将棋界の「人生派」を全否定
酒や遊びが人間性を深め、将棋を強くするという考えも根強くあった。
しかし、わずか19歳の青年羽生は、将棋はジャスト・ゲームであると言いきったのである。酒も遊びも将棋とは別のもので、それによって将棋が強くなることはあり得ないと。それは同時に盤外戦の完全否定でもあった。
ゲームとしての将棋だけにわき目を振らず羽生はのめりこんでいく。その結果がリップクリームであったり上座下座事件であったりするのであり、要するに羽生にとっては大きな問題ではないのである。
しかし、それは大なり小なり人生派的な考えを持つ羽生以前の世代の棋士たちにとっては、それまでの将棋を全否定されたにも等しい衝撃であった。盤外戦術を否定し盤にひたすらのめりこんでいくことや、「将棋はゲーム」という言葉さえも、羽生の全く意識しないところで盤外戦術になっていたのだとしたら、それは全く皮肉なこととしかいいようがない。
「打ち歩詰めがなければ、先手が有利」
羽生善治が七冠に挑んでいる頃だから、おそらくは1995年の夏くらいのことだと思う。将棋界では羽生がもらした一言が大きな話題になっていた。
「打ち歩詰めがなければ、将棋は先手が有利」という発言である。
打ち歩詰めとは、持ち駒の歩で王様を詰ませることで、将棋にはそれを禁じるルールがある。どちらかというと、王を持ち駒の歩ごときで殺すのは失礼に当たる、という日本人的な精神から作られたルールではないかと解釈されてきた。

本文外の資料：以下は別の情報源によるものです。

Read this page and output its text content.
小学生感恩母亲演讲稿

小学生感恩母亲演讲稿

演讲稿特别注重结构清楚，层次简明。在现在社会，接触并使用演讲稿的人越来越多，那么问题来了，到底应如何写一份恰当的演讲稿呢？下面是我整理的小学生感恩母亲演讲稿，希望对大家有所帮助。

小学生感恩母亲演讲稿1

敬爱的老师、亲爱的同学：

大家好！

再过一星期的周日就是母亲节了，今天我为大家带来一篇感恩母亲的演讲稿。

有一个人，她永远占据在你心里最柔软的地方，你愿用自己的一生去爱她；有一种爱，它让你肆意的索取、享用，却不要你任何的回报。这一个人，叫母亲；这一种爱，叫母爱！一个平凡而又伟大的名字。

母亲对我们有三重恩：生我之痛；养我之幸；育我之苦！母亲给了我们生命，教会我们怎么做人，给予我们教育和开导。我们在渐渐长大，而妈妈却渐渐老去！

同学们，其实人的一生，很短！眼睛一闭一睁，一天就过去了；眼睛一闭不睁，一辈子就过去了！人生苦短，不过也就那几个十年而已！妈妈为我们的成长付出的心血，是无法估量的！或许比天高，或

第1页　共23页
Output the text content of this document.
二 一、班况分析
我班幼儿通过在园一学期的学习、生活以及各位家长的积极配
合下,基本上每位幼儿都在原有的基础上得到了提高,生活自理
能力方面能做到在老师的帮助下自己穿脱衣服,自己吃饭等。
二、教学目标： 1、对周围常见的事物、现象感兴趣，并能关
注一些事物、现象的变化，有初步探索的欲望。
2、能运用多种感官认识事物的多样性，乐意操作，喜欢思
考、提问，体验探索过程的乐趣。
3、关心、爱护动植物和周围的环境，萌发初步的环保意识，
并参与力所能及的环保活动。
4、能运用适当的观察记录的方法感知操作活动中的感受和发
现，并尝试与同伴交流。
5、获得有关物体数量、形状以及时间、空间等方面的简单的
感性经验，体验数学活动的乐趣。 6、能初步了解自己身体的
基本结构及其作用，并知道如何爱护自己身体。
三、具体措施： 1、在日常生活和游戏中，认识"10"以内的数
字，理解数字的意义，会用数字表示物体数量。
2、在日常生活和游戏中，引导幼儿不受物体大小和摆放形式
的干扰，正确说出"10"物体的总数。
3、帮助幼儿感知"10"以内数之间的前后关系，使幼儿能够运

しかし、羽生は、それがいわば将棋の結論にかかわるルールだ、と示唆したのだ。将棋界は騒然となった。
生真面目な佐藤康光九段は、この言葉の意味を3日間考えて、結論も出ず証明もできなかった。素直で正直な森下卓八段はまる一日考えて、考えることをやめた。勝負に辛い森内俊之八段は最初から考えることもしなかった。先崎学八段は「また、そんなことを思いつきで言って、皆を煙に巻こうとしているんだ」と笑い飛ばした。